The European Central Bank signalled it stood ready to bolster its pandemic stimulus in December as surging coronavirus infections darken the eurozone’s economic outlook.
With risks “clearly tilted to the downside”, the ECB said it would use next month’s updated growth and inflation forecasts to “recalibrate its instruments, as appropriate, to respond to the unfolding situation”. The promise of further action comes a day after France and Germany joined Italy and Spain in introducing fresh lockdown measures to halt a second Covid-19 wave, set to inflict more economic pain.
The ECB has rolled out a €1.35tn bond-buying scheme to keep borrowing costs low and boost the economy, and many observers expect the scheme to be beefed up at the next monetary policy meeting in December.
As expected, ECB governors left the scheme, known as PEPP, unchanged yesterday.
They also kept key interest rates at historic lows and maintained their ultra-cheap loans to banks, as well as a pre-pandemic asset-purchasing scheme to the tune of €20bn a month.
ECB president Christine Lagarde said rising Covid-19 cases and containment curbs have led to a “clear deterioration” in the eurozone’s near-term outlook, but it is too early to say if the economy will shrink in the fourth quarter.
Third-quarter economic growth data might be better than expected but the fourth quarter is almost certain to be below forecasts, with November “very negative,” she told the European Central bank’s post-meeting news conference.
How the virus is managed between now and the end of the year will determine what side of zero the fourth-quarter number will fall on, she added.
While stimulus measures taken by the ECB since March are helping to underpin economic activity, risks are “clearly” tilted to the downside, she said.

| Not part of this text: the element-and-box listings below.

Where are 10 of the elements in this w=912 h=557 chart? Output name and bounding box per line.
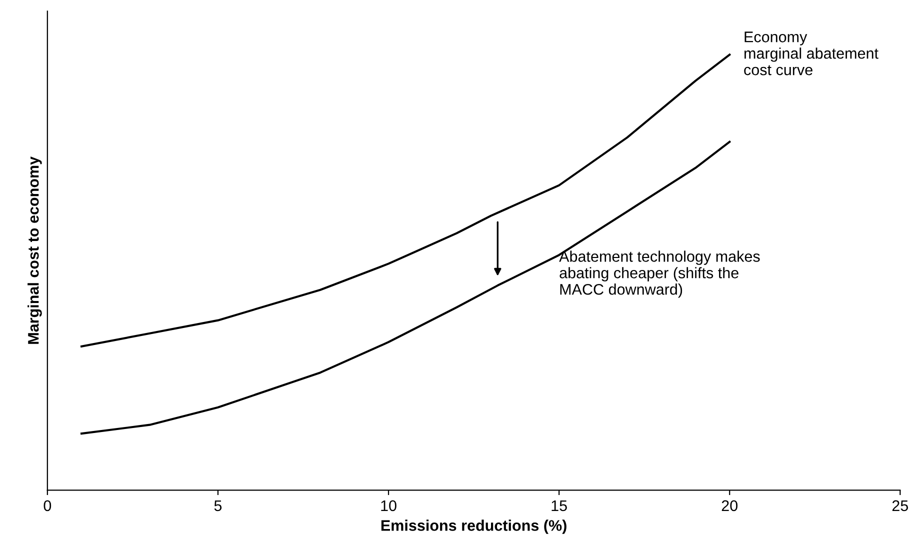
x-tick-label: 15: [552, 500, 567, 512]
x-tick-label: 25: [892, 500, 908, 512]
annotation: Economy marginal abatement cost curve: [744, 32, 878, 76]
x-tick-label: 5: [214, 500, 222, 512]
x-tick-label: 20: [722, 500, 738, 512]
y-axis-title: Marginal cost to economy: [28, 156, 42, 344]
x-tick-label: 10: [381, 500, 396, 512]
x-axis-title: Emissions reductions (%): [381, 520, 566, 534]
x-tick-label: 0: [44, 500, 52, 512]
annotation: Abatement technology makes abating cheaper (shifts the MACC downward): [559, 250, 760, 298]
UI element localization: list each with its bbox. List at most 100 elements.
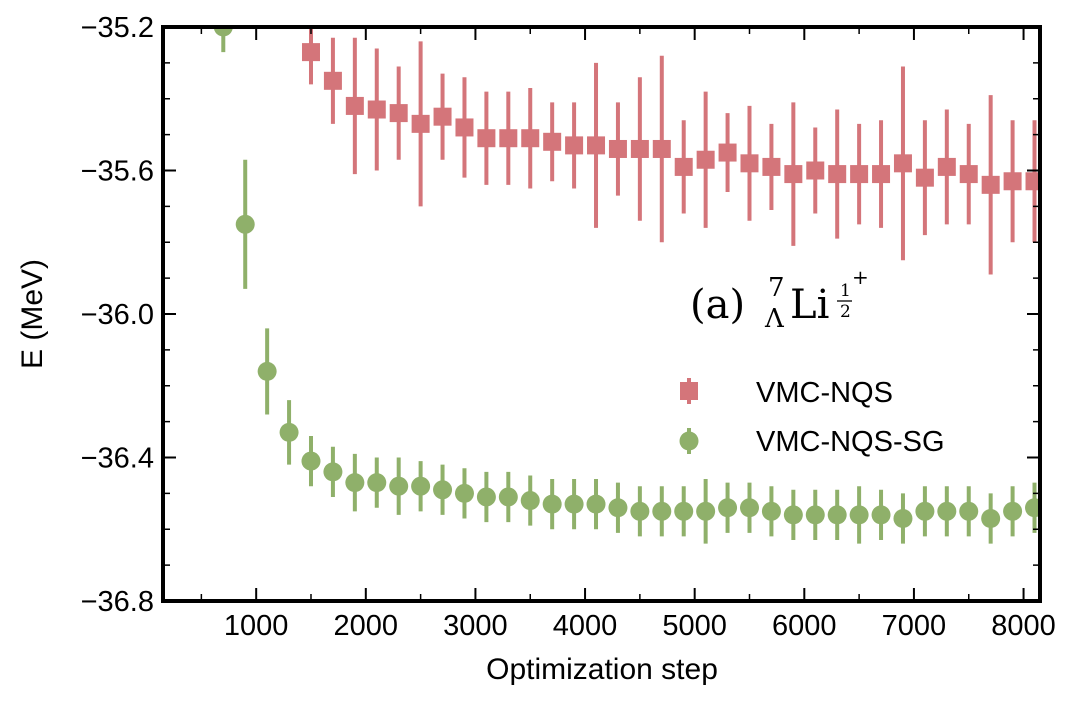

New staff macroeconomic projections in December will allow the ECB to make a thorough assessment of how it should recalibrate its policy response, she said.
She previously told the French daily Le Monde that any economic recovery seen during the summer “now risks losing momentum” as new shutdowns across the continent hamper business activity.
She is also expected to reiterate calls for eurozone governments to share the load with more fiscal stimulus.
“The European Central Bank keeps its powder dry, but signals a clear willingness to act next month,” said ING economist Carsten Brzeski.
Andrew Kenningham, an economist at Capital Economics, said the ECB might pull the trigger earlier than expected. “With the region’s two biggest economies about to enter fresh national lockdowns, and others likely to follow suit, we would not rule out the possibility that the bank moves even before then,” he said.
The ECB’s unprecedented monetary stimulus is aimed at bolstering economic growth and driving up stubbornly low inflation to its goal of “below, but close to two percent”. Eurozone inflation, however, stood at -0.3% in September after dropping into negative territory in August, raising the dreaded spectre of deflation in the 19-nation currency club.
Deflation, or a spiral of falling prices, is a worry for policymakers because it can deter customers from spending in anticipation of even cheaper prices, creating pressure on businesses who may end up cutting jobs or closing down.
Inflation in Germany, Europe’s top economy, yesterday came in at -0.2%, the same rate as in September, dragged down by lower energy prices and a temporary sales tax cut. Based on its September forecasts, the ECB expects eurozone inflation to inch up to 1.3% by 2022, still far off the official target.
The eurozone economy was expected to shrink by eight% this year before rebounding to see 5% growth in 2021.
However, most analysts agree that the latest setbacks in the fight against the virus mean those forecasts are now outdated, with the fourth quarter of 2020 likely to be worse than expected.